- Born: Sultanganj, Bhagalpur, Bihar, India
- Education: University of Strathclyde (BS) University of Liverpool (PhD)
- Children: 3

= Sanjay Jha (businessman) =

Indian-American business executive

Sanjay Kumar Jhā is an Indian-American business executive. He is the former chief executive officer (CEO) of GlobalFoundries and former chairman and CEO of Motorola Mobility. Prior to that, he was the chief operating officer of Qualcomm.

== Early life ==
Jha was born in India in a Maithil Brahmin family. He received a BS in electrical engineering from the University of Liverpool and a PhD in electronics engineering from the University of Strathclyde. In 2011, Sanjay was awarded the honorary degree of D.Sc. by the University of Strathclyde.

== Career ==
Jha began his career at Qualcomm in 1994 as a senior engineer with the Qualcomm very-large-scale integration group working on the Globalstar satellite phone, and later on the first 13k vocoder application-specific integrated circuit, which was integrated into Qualcomm's MSM2200 chipset. In 1997 Jha was promoted to vice-president of engineering, where he was responsible for leading the integrated-circuit engineering group. Jha led and oversaw the development of five generations of modem and cell site chipsets, both digital baseband and RF (radio frequency), and system software. He was promoted to senior vice-president of engineering in 1998.

In 2002 he led the formation of Qualcomm Technologies & Ventures, where he managed both the technology investment portfolio and the new technology group as senior vice-president and general manager. Jha became executive vice-president of Qualcomm and president of Qualcomm CDMA Technologies in 2003 and was appointed COO in December 2006.

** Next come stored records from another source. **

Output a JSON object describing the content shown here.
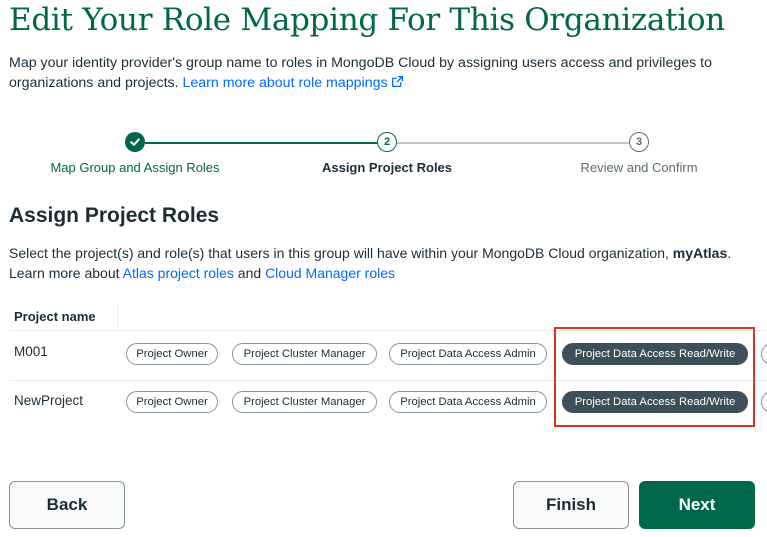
{
  "page": {
    "title": "Edit Your Role Mapping For This Organization",
    "intro_text": "Map your identity provider's group name to roles in MongoDB Cloud by assigning users access and privileges to organizations and projects. ",
    "intro_link": "Learn more about role mappings"
  },
  "stepper": {
    "steps": [
      {
        "number": "1",
        "label": "Map Group and Assign Roles",
        "state": "complete"
      },
      {
        "number": "2",
        "label": "Assign Project Roles",
        "state": "current"
      },
      {
        "number": "3",
        "label": "Review and Confirm",
        "state": "upcoming"
      }
    ]
  },
  "section": {
    "heading": "Assign Project Roles",
    "desc_text": "Select the project(s) and role(s) that users in this group will have within your MongoDB Cloud organization, ",
    "org_name": "myAtlas",
    "desc_end": ".",
    "learn_text": "Learn more about ",
    "atlas_link": "Atlas project roles",
    "and_text": " and ",
    "cloud_link": "Cloud Manager roles"
  },
  "table": {
    "header_project": "Project name",
    "rows": [
      {
        "name": "M001",
        "roles": [
          {
            "label": "Project Owner",
            "selected": false
          },
          {
            "label": "Project Cluster Manager",
            "selected": false
          },
          {
            "label": "Project Data Access Admin",
            "selected": false
          },
          {
            "label": "Project Data Access Read/Write",
            "selected": true
          }
        ]
      },
      {
        "name": "NewProject",
        "roles": [
          {
            "label": "Project Owner",
            "selected": false
          },
          {
            "label": "Project Cluster Manager",
            "selected": false
          },
          {
            "label": "Project Data Access Admin",
            "selected": false
          },
          {
            "label": "Project Data Access Read/Write",
            "selected": true
          }
        ]
      }
    ]
  },
  "footer": {
    "back_label": "Back",
    "finish_label": "Finish",
    "next_label": "Next"
  },
  "colors": {
    "brand_green": "#00684a",
    "link_blue": "#016bf8",
    "selected_chip": "#3d4f58",
    "highlight_red": "#e2331f"
  },
  "icons": {
    "external_link": "external-link-icon",
    "step_complete": "check-icon"
  }
}
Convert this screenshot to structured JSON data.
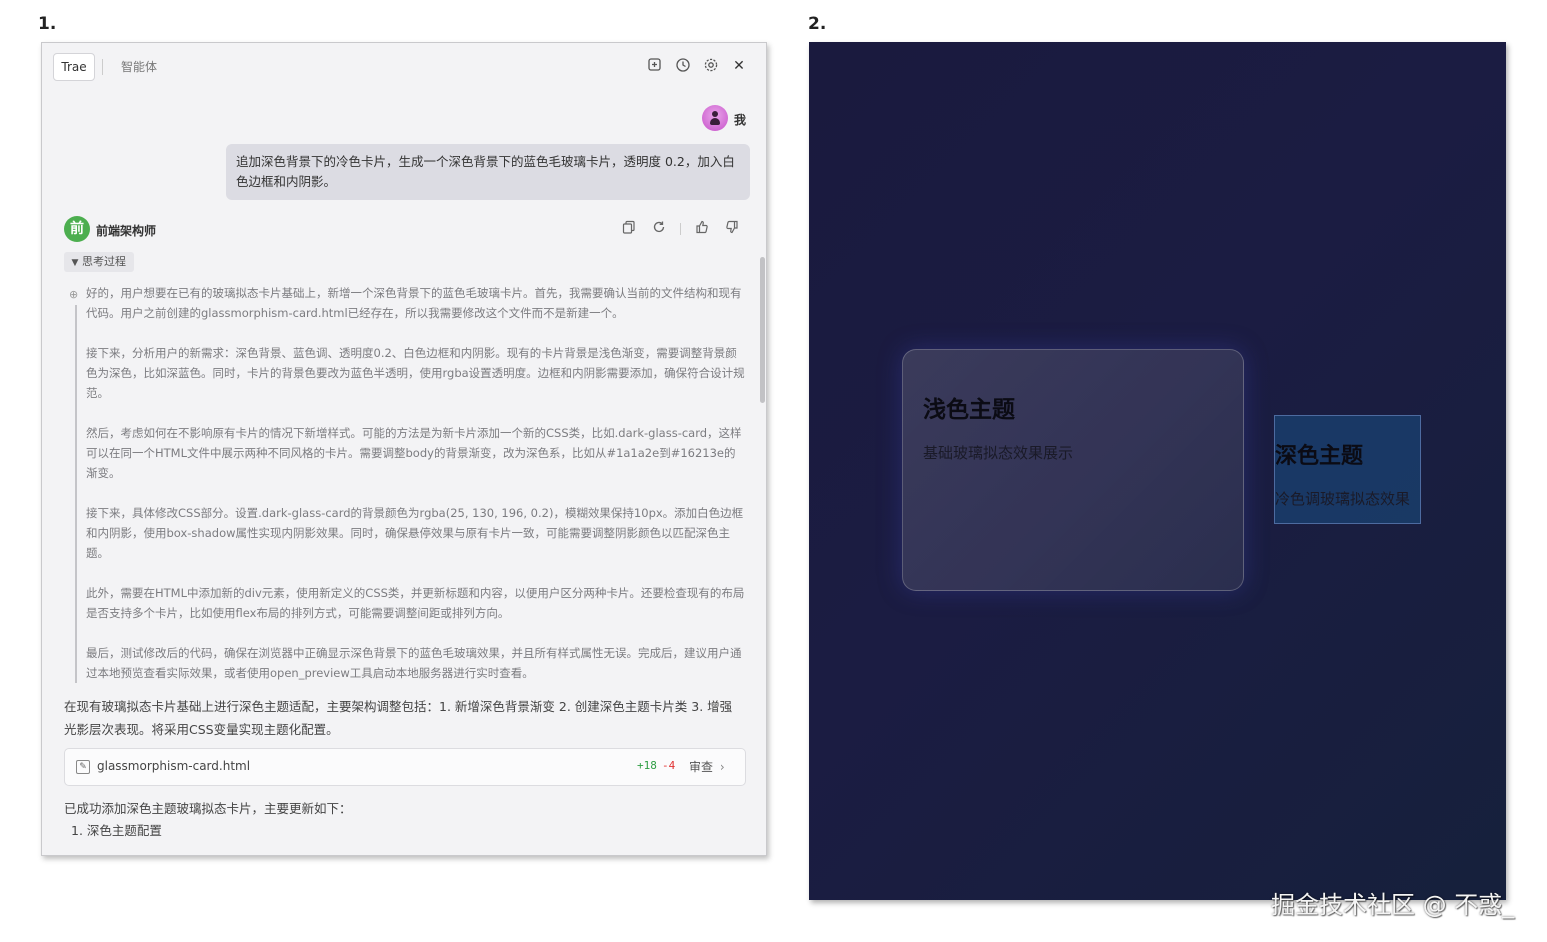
{
  "labels": {
    "step1": "1.",
    "step2": "2."
  },
  "chat": {
    "tabs": {
      "trae": "Trae",
      "agent": "智能体"
    },
    "header_icons": [
      "new-chat-icon",
      "history-icon",
      "settings-icon",
      "close-icon"
    ],
    "user": {
      "name": "我",
      "message": "追加深色背景下的冷色卡片，生成一个深色背景下的蓝色毛玻璃卡片，透明度 0.2，加入白色边框和内阴影。"
    },
    "bot": {
      "avatar_char": "前",
      "name": "前端架构师",
      "actions": [
        "copy-icon",
        "refresh-icon",
        "thumbs-up-icon",
        "thumbs-down-icon"
      ],
      "thinking_label": "思考过程",
      "thinking": [
        "好的，用户想要在已有的玻璃拟态卡片基础上，新增一个深色背景下的蓝色毛玻璃卡片。首先，我需要确认当前的文件结构和现有代码。用户之前创建的glassmorphism-card.html已经存在，所以我需要修改这个文件而不是新建一个。",
        "接下来，分析用户的新需求：深色背景、蓝色调、透明度0.2、白色边框和内阴影。现有的卡片背景是浅色渐变，需要调整背景颜色为深色，比如深蓝色。同时，卡片的背景色要改为蓝色半透明，使用rgba设置透明度。边框和内阴影需要添加，确保符合设计规范。",
        "然后，考虑如何在不影响原有卡片的情况下新增样式。可能的方法是为新卡片添加一个新的CSS类，比如.dark-glass-card，这样可以在同一个HTML文件中展示两种不同风格的卡片。需要调整body的背景渐变，改为深色系，比如从#1a1a2e到#16213e的渐变。",
        "接下来，具体修改CSS部分。设置.dark-glass-card的背景颜色为rgba(25, 130, 196, 0.2)，模糊效果保持10px。添加白色边框和内阴影，使用box-shadow属性实现内阴影效果。同时，确保悬停效果与原有卡片一致，可能需要调整阴影颜色以匹配深色主题。",
        "此外，需要在HTML中添加新的div元素，使用新定义的CSS类，并更新标题和内容，以便用户区分两种卡片。还要检查现有的布局是否支持多个卡片，比如使用flex布局的排列方式，可能需要调整间距或排列方向。",
        "最后，测试修改后的代码，确保在浏览器中正确显示深色背景下的蓝色毛玻璃效果，并且所有样式属性无误。完成后，建议用户通过本地预览查看实际效果，或者使用open_preview工具启动本地服务器进行实时查看。"
      ],
      "summary": "在现有玻璃拟态卡片基础上进行深色主题适配，主要架构调整包括：1. 新增深色背景渐变 2. 创建深色主题卡片类 3. 增强光影层次表现。将采用CSS变量实现主题化配置。",
      "file": {
        "name": "glassmorphism-card.html",
        "added": "+18",
        "removed": "-4",
        "review_label": "审查"
      },
      "result_text": "已成功添加深色主题玻璃拟态卡片，主要更新如下：",
      "result_items": [
        "1. 深色主题配置"
      ]
    }
  },
  "preview": {
    "light_card": {
      "title": "浅色主题",
      "subtitle": "基础玻璃拟态效果展示"
    },
    "dark_card": {
      "title": "深色主题",
      "subtitle": "冷色调玻璃拟态效果"
    },
    "colors": {
      "background_from": "#1a1a2e",
      "background_to": "#16213e",
      "card_blue": "rgba(25, 130, 196, 0.2)"
    }
  },
  "watermark": "掘金技术社区 @ 不惑_"
}
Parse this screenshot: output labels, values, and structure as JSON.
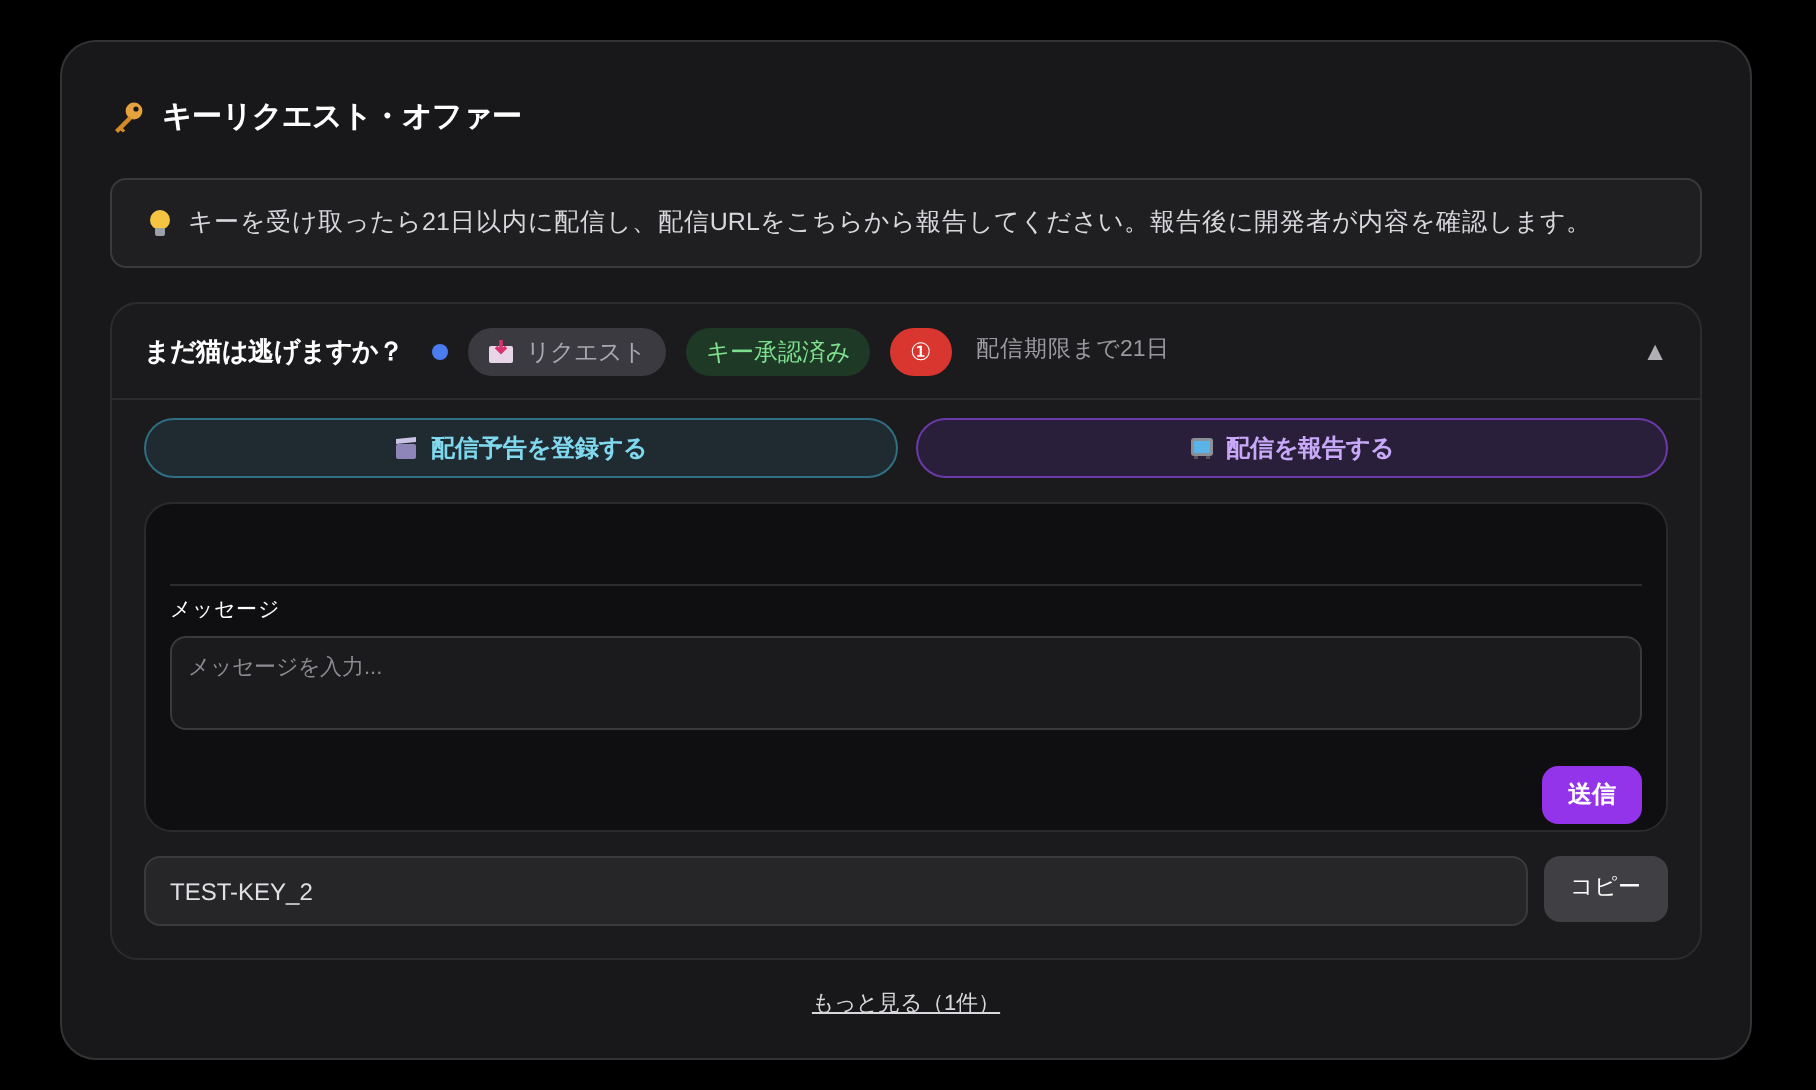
{
  "title": "キーリクエスト・オファー",
  "notice": "キーを受け取ったら21日以内に配信し、配信URLをこちらから報告してください。報告後に開発者が内容を確認します。",
  "offer": {
    "game_title": "まだ猫は逃げますか？",
    "unread": true,
    "expanded": true,
    "toggle": "▲",
    "badges": [
      {
        "kind": "request",
        "label": "リクエスト"
      },
      {
        "kind": "approved",
        "label": "キー承認済み"
      },
      {
        "kind": "count",
        "label": "①"
      }
    ],
    "deadline": "配信期限まで21日",
    "actions": [
      {
        "kind": "schedule",
        "label": "配信予告を登録する"
      },
      {
        "kind": "report",
        "label": "配信を報告する"
      }
    ],
    "message": {
      "label": "メッセージ",
      "placeholder": "メッセージを入力...",
      "send": "送信"
    },
    "key": {
      "value": "TEST-KEY_2",
      "copy": "コピー"
    }
  },
  "more_link": "もっと見る（1件）"
}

On 4 August 2008 it was announced he would be the new CEO for the Motorola Mobile Devices business. He served in this role until May 22, 2012, when Dennis Woodside of Google took over the role of CEO at Motorola Mobility.

On January 7, 2014, it was announced that Sanjay Jha would be the CEO of GlobalFoundries Inc. GlobalFoundries is a privately held company with its headquarters in Santa Clara, California, United States. GlobalFoundries is the second largest semiconductor foundry business in the world with fabs in Malta, New York, Dresden, Germany, Singapore, East Fishkill, New York and Essex Junction, Vermont.

Before joining Qualcomm, Jha held lead design engineering roles with Brooktree Corporation in San Diego, and Hirst Research Centre in London.

Jha has served on the board of directors of the Semiconductor Industry Association, and as vice-chairman of the Fabless Semiconductor Association (now the Global Semiconductor Alliance (GSA)).

On March 9, 2018, he stepped down as CEO of GlobalFoundries.

Also in 2018, Jha was elected a member of the National Academy of Engineering for leadership in the design and development of semiconductor technology enabling universal digital access.

== Compensation ==
As a Co-CEO of Motorola in 2008, Sanjay Jha was paid a total of $8,462,544, which included a base salary of $905,769, a $836,931 cash bonus, stocks granted of $2,356,136, and options granted of $4,004,000.

After the Google acquisition of Motorola Mobility is complete, Jha would receive $13.20 million in cash and $52.5 million for his stock options and shares. The cash component of the Golden Parachute package included $10.8 million in severance pay and a $2.4 million bonus. The cash portion is equal to three times Jha's base salary and bonus. Jha stepped down after the deal was completed on 22 May 2012.